Cela nous donne ainsi des valeurs de k=0,0124 m2/s2 et $\varepsilon$ = 0,9613 m2/s3.

Scalars

Les scalaires sont des grandeurs transportées par une phase porteuse (enthalpie, fraction massique, nombre de gouttes,…). Dans le cas froid, on n’injecte aucune température à la paroi, donc on ne signale aucunes grandeurs scalaires.

Variable Output Control

                                

Nous choisissons d’enregistrer la pression, les vitesses, l’énergie cinétique trubulente, le taux de dissipation et la viscosité turbulente. Pour choisir d’obtenir les données là où se trouve la sonde définie dans « INPUT » on rajoute son numéro dans la ligne de la grandeur à relever. Les résultats apparaîtront dans un fichier texte « hist ».

Run

Le code demande de fixer le nombre de cœur.

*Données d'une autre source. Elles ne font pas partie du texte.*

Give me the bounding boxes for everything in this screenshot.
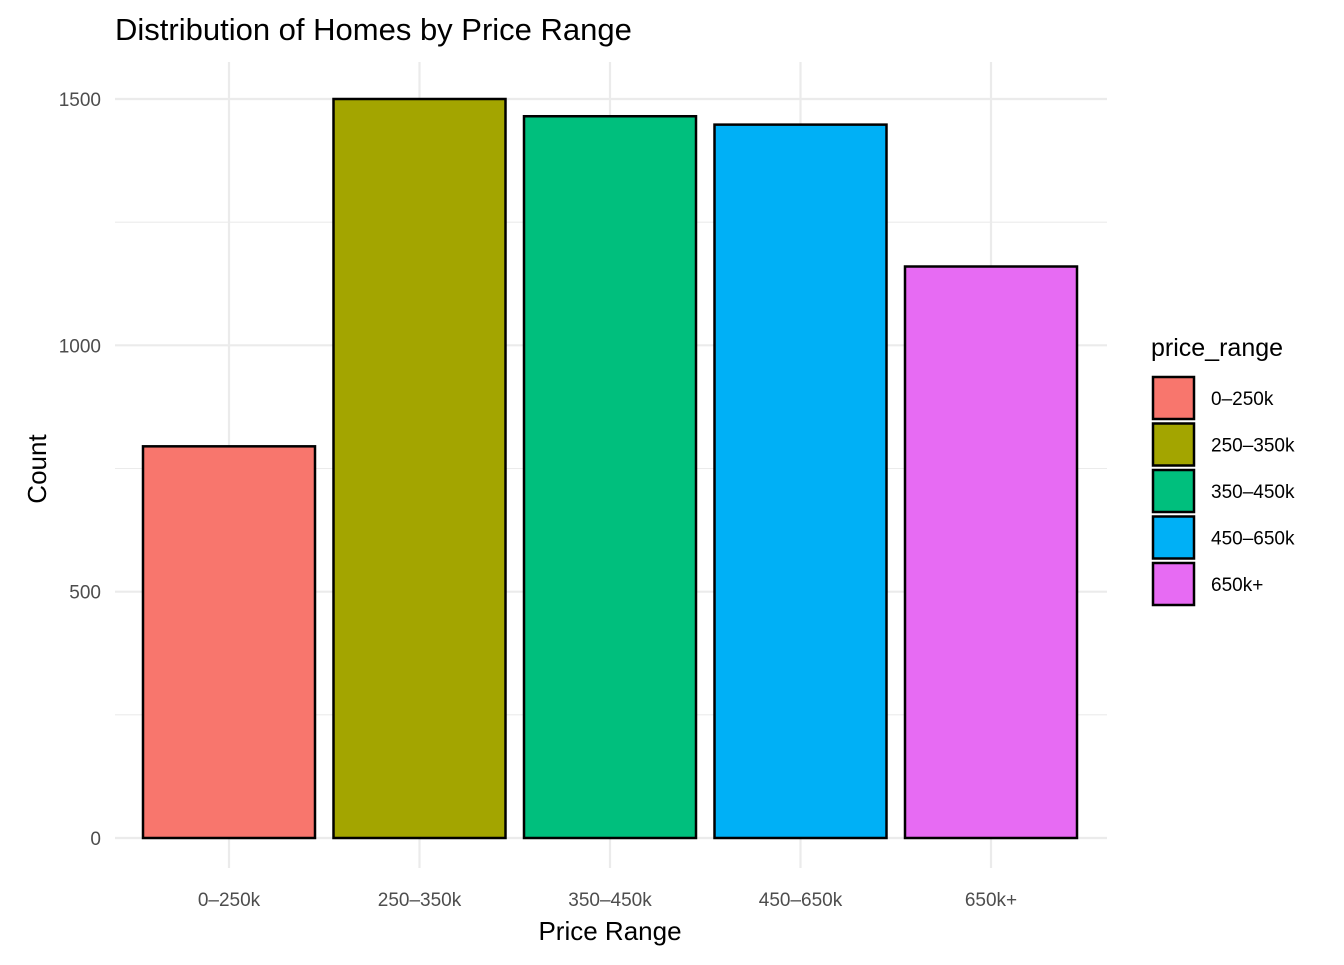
bar-2 xyxy=(522,114,698,840)
legend-entries: 0–250k 250–350k 350–450k 450–650k 650k+ xyxy=(1151,375,1295,607)
legend-label-3: 450–650k xyxy=(1211,529,1295,550)
y-tick-label: 1500 xyxy=(59,90,101,111)
legend-key-0 xyxy=(1151,375,1196,421)
legend-label-2: 350–450k xyxy=(1211,482,1295,503)
bars xyxy=(141,97,1079,840)
x-tick-label: 250–350k xyxy=(378,890,462,911)
x-axis-title: Price Range xyxy=(538,916,681,946)
legend-title: price_range xyxy=(1151,334,1283,362)
x-tick-label: 450–650k xyxy=(759,890,843,911)
axis-ticks: 0 500 1000 1500 0–250k 250–350k 350–450k 450–65… xyxy=(59,90,1017,911)
legend-key-3 xyxy=(1151,515,1196,560)
chart-title: Distribution of Homes by Price Range xyxy=(115,12,632,47)
y-tick-label: 0 xyxy=(90,829,101,850)
legend-label-1: 250–350k xyxy=(1211,436,1295,457)
bar-3 xyxy=(713,123,888,840)
x-tick-label: 350–450k xyxy=(568,890,652,911)
legend-key-4 xyxy=(1151,561,1196,607)
x-tick-label: 0–250k xyxy=(198,890,261,911)
y-axis-title: Count xyxy=(22,434,52,504)
legend: price_range 0–250k 250–350k 350–450k 450–65… xyxy=(1151,334,1295,607)
legend-key-2 xyxy=(1151,468,1196,514)
bar-0 xyxy=(141,445,317,840)
x-tick-label: 650k+ xyxy=(965,890,1017,911)
legend-label-0: 0–250k xyxy=(1211,389,1274,410)
bar-4 xyxy=(903,265,1079,840)
y-tick-label: 500 xyxy=(69,583,101,604)
legend-key-1 xyxy=(1151,422,1196,467)
legend-label-4: 650k+ xyxy=(1211,575,1263,596)
y-tick-label: 1000 xyxy=(59,336,101,357)
bar-1 xyxy=(332,97,507,840)
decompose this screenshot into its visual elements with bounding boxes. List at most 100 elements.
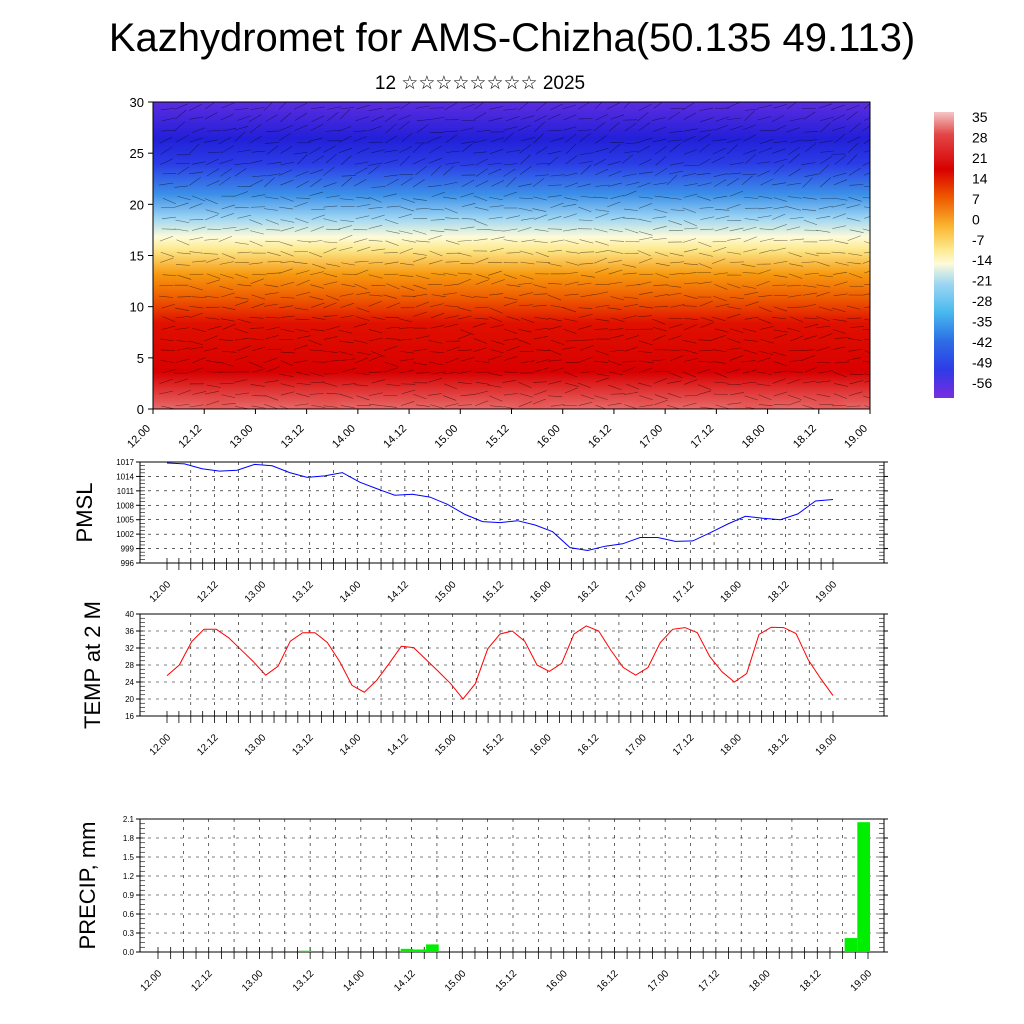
- wind-vector: [789, 216, 804, 220]
- wind-vector: [176, 252, 191, 255]
- x-tick-label: 16.00: [535, 423, 563, 451]
- wind-vector: [653, 378, 668, 384]
- wind-vector: [204, 391, 219, 395]
- wind-vector: [412, 198, 427, 201]
- wind-vector: [517, 339, 531, 345]
- wind-vector: [802, 292, 817, 296]
- wind-vector: [278, 132, 291, 142]
- wind-vector: [174, 202, 189, 208]
- y-tick-label: 1005: [116, 516, 134, 525]
- wind-vector: [714, 328, 729, 333]
- y-tick-label: 30: [130, 95, 144, 110]
- wind-vector: [189, 143, 200, 154]
- wind-vector: [727, 306, 742, 310]
- wind-vector: [206, 384, 221, 388]
- wind-vector: [579, 160, 593, 164]
- wind-vector: [207, 130, 222, 132]
- wind-vector: [788, 394, 802, 400]
- wind-vector: [622, 173, 637, 177]
- wind-vector: [474, 306, 489, 309]
- wind-vector: [461, 143, 473, 153]
- wind-vector: [816, 229, 831, 233]
- wind-vector: [772, 284, 787, 286]
- wind-vector: [864, 373, 870, 376]
- wind-vector: [267, 251, 281, 256]
- wind-vector: [595, 318, 610, 322]
- wind-vector: [311, 404, 326, 408]
- wind-vector: [758, 195, 772, 199]
- wind-vector: [219, 168, 232, 177]
- wind-vector: [758, 206, 773, 210]
- wind-vector: [398, 338, 413, 341]
- wind-vector: [637, 145, 650, 153]
- wind-vector: [162, 369, 177, 373]
- wind-vector: [295, 318, 310, 320]
- wind-vector: [757, 116, 772, 121]
- x-tick-label: 12.12: [195, 579, 221, 605]
- x-tick-label: 12.00: [125, 423, 153, 451]
- wind-vector: [206, 273, 221, 279]
- wind-vector: [818, 140, 833, 144]
- wind-vector: [368, 207, 383, 209]
- wind-vector: [862, 161, 870, 166]
- wind-vector: [474, 390, 488, 395]
- wind-vector: [457, 315, 472, 320]
- wind-vector: [729, 190, 743, 197]
- wind-vector: [624, 122, 637, 132]
- wind-vector: [325, 153, 337, 164]
- wind-vector: [682, 371, 696, 378]
- wind-vector: [832, 213, 846, 219]
- wind-vector: [726, 138, 741, 143]
- wind-vector: [564, 382, 579, 387]
- wind-vector: [772, 247, 786, 252]
- wind-vector: [355, 269, 369, 276]
- wind-vector: [429, 303, 444, 308]
- wind-vector: [280, 260, 295, 264]
- wind-vector: [207, 371, 222, 373]
- wind-vector: [323, 315, 338, 317]
- wind-vector: [429, 361, 443, 366]
- wind-vector: [698, 241, 712, 248]
- wind-vector: [461, 218, 476, 220]
- wind-vector: [759, 228, 774, 231]
- wind-vector: [547, 156, 559, 166]
- y-tick-label: 40: [125, 610, 134, 619]
- x-tick-label: 15.12: [481, 579, 507, 605]
- wind-vector: [847, 357, 862, 361]
- wind-vector: [461, 103, 475, 110]
- wind-vector: [804, 366, 818, 373]
- wind-vector: [234, 125, 249, 131]
- wind-vector: [729, 328, 744, 333]
- wind-vector: [802, 304, 816, 308]
- x-tick-label: 14.00: [338, 579, 364, 605]
- wind-vector: [399, 369, 414, 374]
- wind-vector: [832, 318, 847, 322]
- wind-vector: [608, 384, 622, 391]
- wind-vector: [308, 339, 322, 346]
- wind-vector: [578, 219, 593, 221]
- wind-vector: [474, 220, 488, 226]
- wind-vector: [415, 240, 430, 243]
- wind-vector: [864, 216, 870, 219]
- wind-vector: [445, 357, 460, 364]
- wind-vector: [594, 102, 603, 109]
- wind-vector: [803, 219, 818, 226]
- wind-vector: [697, 195, 711, 201]
- wind-vector: [757, 318, 772, 324]
- wind-vector: [489, 307, 503, 314]
- wind-vector: [520, 360, 535, 364]
- wind-vector: [308, 146, 322, 155]
- wind-vector: [445, 240, 460, 245]
- wind-vector: [580, 195, 595, 199]
- wind-vector: [697, 133, 711, 142]
- wind-vector: [818, 274, 833, 278]
- wind-vector: [503, 168, 516, 177]
- wind-vector: [428, 378, 442, 383]
- wind-vector: [234, 228, 249, 232]
- wind-vector: [323, 405, 338, 408]
- wind-vector: [251, 206, 266, 208]
- y-axis-label: PMSL: [72, 483, 97, 543]
- wind-vector: [698, 263, 712, 269]
- wind-vector: [295, 217, 309, 224]
- wind-vector: [668, 335, 682, 341]
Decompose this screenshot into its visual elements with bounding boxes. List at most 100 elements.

Sur nos machines nous avons accès à 4 cœurs. Lorsqu’on ajoute un deuxième cœur pour faire un calcul en parallèle les processeurs échangent des données entre eux afin de se partager le travail. Il existe un nombre de mailles minimales par cœur qu’il faut atteindre afin de pouvoir ajouter un autre cœur au calcul. Ce nombre est de 10000 cellules par cœur. S’il y a trop de cœurs et pas assez de mailles, les processeurs passeront plus de temps à communiquer entre eux (échanges de résultats) qu’à faire le calcul. Ici nous sommes environ à 17 000 cellules, donc on choisit 2 cœurs.

Avant de lancer le calcul, il faut sauver notre fichier de paramètres et le nommer  « param ». Puis on peut lancer le calcul avec l’onglet RUN.